I had a star schema and an XML document of creamy data to stuff inside. What’s the best approach to updating the dimension tables with new values? There are many tried and true approaches to evaluate.
Let’s take the specific case of the Referers table. This table stores a RefererID, and a Referer string. I have an XML document full of Request elements, each with a Referer attribute. I needed to look at each element and find any Referer values that do not exist in the database to insert only new values.
<Request Date="2005-11-15T07:59:59Z"
Uri="/Articles/rss.aspx"
Referer=""
Status="200"
ResponseTime="609"
/>
One approach would be to parse the file, lookup each referrer in the database, and execute an INSERT statement if the value isn’t found. This approach uses at least two database roundtrips per request, so processing a large number of records will crawl.
Another approach is to pass the entire document to SQL Server 2005 and work with the new XML capabilities.
CREATE PROCEDURE [Stats].[ImportReferers]
@WebStatistics AS XML
AS
BEGIN
SET NOCOUNT ON;
WITH XMLNAMESPACES(DEFAULT 'https://odetocode.com/wfStatsImport.xsd')
INSERT INTO Stats.Referers
SELECT DISTINCT request.value('@Referer', 'varchar(900)')

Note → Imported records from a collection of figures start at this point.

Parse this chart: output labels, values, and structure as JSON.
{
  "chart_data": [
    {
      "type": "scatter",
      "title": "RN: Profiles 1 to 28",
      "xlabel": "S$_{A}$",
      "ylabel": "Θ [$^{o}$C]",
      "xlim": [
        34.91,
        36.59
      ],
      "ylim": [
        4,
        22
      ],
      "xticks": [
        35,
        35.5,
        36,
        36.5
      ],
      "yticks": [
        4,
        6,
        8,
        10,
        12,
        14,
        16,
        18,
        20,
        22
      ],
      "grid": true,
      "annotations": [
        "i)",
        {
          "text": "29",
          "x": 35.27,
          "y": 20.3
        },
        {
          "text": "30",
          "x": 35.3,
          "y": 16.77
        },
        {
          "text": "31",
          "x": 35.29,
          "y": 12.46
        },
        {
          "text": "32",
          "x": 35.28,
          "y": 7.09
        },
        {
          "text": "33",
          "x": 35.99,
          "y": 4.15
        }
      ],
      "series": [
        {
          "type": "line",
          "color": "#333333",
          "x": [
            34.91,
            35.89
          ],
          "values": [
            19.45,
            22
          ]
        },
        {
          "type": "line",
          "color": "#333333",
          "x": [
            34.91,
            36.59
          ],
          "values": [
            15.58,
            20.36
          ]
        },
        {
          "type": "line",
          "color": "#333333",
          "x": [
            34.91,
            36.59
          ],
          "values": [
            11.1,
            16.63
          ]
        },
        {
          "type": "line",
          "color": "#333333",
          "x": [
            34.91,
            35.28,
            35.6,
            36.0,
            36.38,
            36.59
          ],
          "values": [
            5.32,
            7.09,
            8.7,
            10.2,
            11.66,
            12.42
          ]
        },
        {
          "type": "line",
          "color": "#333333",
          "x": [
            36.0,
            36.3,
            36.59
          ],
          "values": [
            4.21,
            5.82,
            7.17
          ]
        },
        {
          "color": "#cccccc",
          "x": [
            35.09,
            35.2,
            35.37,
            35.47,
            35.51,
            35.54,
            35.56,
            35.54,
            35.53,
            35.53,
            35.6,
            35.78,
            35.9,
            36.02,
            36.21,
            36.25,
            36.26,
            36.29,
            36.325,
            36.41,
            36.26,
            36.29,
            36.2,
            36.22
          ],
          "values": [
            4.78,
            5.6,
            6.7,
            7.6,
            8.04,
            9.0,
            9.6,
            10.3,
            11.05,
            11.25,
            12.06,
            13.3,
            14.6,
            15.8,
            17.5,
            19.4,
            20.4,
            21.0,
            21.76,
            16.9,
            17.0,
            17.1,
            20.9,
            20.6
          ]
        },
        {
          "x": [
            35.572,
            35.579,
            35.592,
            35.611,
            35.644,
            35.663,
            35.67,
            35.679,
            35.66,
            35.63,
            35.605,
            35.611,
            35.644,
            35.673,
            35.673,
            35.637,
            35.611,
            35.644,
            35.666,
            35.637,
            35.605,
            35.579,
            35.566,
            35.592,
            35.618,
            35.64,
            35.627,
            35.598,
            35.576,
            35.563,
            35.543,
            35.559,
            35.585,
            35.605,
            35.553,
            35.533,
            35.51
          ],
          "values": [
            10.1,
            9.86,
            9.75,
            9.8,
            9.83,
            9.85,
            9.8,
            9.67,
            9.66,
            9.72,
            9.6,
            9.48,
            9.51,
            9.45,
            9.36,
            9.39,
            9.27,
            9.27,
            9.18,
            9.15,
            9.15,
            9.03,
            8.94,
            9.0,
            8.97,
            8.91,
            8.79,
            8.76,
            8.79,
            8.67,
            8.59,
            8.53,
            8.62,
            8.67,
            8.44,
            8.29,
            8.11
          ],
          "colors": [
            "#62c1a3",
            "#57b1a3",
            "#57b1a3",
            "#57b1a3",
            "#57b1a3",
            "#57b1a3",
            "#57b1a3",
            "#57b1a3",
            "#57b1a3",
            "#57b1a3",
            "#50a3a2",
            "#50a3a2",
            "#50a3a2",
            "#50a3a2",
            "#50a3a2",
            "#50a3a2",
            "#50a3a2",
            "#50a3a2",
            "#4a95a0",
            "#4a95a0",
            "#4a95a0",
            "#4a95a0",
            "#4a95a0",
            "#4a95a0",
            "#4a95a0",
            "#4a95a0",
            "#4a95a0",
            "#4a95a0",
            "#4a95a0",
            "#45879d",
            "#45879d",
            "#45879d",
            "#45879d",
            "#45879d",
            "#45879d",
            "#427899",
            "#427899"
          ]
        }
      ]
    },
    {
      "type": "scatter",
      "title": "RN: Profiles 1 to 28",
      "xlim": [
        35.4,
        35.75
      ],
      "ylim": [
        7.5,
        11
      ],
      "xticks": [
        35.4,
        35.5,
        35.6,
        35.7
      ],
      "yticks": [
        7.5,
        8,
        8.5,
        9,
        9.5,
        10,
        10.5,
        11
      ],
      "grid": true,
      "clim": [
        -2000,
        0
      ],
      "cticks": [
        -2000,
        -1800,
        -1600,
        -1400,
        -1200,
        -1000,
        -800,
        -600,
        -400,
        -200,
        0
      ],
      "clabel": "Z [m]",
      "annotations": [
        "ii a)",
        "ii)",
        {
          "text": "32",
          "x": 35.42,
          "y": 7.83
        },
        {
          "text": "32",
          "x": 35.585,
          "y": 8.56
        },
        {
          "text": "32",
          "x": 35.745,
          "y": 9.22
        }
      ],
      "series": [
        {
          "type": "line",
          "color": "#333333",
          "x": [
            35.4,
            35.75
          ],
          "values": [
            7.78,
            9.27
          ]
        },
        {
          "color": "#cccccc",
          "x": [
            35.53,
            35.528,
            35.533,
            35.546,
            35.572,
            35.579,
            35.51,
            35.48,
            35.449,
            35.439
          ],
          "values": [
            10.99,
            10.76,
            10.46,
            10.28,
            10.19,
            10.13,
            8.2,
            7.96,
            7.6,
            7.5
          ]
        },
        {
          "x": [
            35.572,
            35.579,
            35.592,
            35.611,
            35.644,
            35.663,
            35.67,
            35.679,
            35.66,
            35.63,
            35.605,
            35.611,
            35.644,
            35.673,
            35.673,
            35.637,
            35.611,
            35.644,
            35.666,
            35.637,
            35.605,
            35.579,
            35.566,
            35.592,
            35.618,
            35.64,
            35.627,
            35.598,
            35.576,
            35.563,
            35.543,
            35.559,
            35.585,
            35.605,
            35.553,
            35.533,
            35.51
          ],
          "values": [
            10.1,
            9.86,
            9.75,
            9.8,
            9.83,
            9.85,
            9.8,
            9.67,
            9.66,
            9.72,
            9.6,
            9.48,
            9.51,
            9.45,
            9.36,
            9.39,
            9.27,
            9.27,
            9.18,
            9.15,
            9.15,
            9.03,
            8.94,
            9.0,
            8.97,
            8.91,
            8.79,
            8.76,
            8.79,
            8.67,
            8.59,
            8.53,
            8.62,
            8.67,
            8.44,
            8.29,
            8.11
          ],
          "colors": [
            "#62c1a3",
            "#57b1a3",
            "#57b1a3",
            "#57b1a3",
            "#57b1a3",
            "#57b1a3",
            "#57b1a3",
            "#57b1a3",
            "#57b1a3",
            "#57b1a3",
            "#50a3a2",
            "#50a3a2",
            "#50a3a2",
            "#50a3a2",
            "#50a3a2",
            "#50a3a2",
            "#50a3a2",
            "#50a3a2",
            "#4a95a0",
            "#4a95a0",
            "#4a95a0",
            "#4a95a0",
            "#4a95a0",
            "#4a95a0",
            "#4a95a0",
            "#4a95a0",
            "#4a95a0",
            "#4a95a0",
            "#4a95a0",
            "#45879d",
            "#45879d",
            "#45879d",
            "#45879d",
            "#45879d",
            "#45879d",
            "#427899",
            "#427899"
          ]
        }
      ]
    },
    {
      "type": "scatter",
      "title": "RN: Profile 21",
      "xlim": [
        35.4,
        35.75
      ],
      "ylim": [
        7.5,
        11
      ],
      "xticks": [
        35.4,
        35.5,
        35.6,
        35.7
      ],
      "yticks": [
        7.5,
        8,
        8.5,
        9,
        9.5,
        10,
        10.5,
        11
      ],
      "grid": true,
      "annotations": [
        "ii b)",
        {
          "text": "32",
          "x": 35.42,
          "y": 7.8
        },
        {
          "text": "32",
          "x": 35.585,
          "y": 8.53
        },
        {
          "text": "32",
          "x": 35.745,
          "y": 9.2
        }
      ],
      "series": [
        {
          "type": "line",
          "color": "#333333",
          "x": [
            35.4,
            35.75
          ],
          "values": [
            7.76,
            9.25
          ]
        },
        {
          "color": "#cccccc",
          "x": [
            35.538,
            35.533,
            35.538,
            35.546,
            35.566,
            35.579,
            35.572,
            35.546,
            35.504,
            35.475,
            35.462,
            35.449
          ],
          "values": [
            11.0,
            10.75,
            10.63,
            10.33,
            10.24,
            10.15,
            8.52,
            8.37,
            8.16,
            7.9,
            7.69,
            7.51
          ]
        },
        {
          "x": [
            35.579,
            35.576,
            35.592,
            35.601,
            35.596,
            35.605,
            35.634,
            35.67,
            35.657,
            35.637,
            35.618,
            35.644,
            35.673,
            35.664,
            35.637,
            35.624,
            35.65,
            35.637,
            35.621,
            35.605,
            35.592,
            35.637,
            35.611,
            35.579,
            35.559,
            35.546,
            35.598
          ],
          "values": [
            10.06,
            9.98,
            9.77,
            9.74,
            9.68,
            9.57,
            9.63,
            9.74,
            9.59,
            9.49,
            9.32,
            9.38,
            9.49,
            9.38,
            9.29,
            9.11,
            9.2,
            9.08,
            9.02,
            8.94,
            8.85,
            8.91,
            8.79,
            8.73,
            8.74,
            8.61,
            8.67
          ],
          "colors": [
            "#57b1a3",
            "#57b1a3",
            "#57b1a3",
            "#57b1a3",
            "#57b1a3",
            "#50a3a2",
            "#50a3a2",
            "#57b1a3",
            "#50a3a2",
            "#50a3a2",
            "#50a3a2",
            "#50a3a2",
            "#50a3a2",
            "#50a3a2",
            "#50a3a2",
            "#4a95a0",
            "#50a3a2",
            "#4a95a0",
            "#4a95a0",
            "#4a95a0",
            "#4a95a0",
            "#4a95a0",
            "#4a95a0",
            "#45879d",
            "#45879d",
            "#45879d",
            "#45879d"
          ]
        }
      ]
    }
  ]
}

FROM @WebStatistics.nodes('//Request') AS Request(request)
LEFT JOIN Stats.Referers R ON
R.Referer = request.value('@Referer', 'varchar(900)')
WHERE R.Referer IS NULL
END
In SQL 2005 there are at least two approaches to transforming XML into a rowset. Once approach is OPENXML, but the code still gets a messy with pre and post-processing. A cleaner approach is to take advantage of the native XML data type in 2005, which offers query(), value(), exist(), modify() and nodes() methods. The nodes() method is just what I needed to transform XML elements into a relational table. The value() method can pull out an attribute to act like a column. All I needed then was a LEFT JOIN to find just the Referer values that didn’t already exist. Performance has been acceptable for a server running on Virtual PC.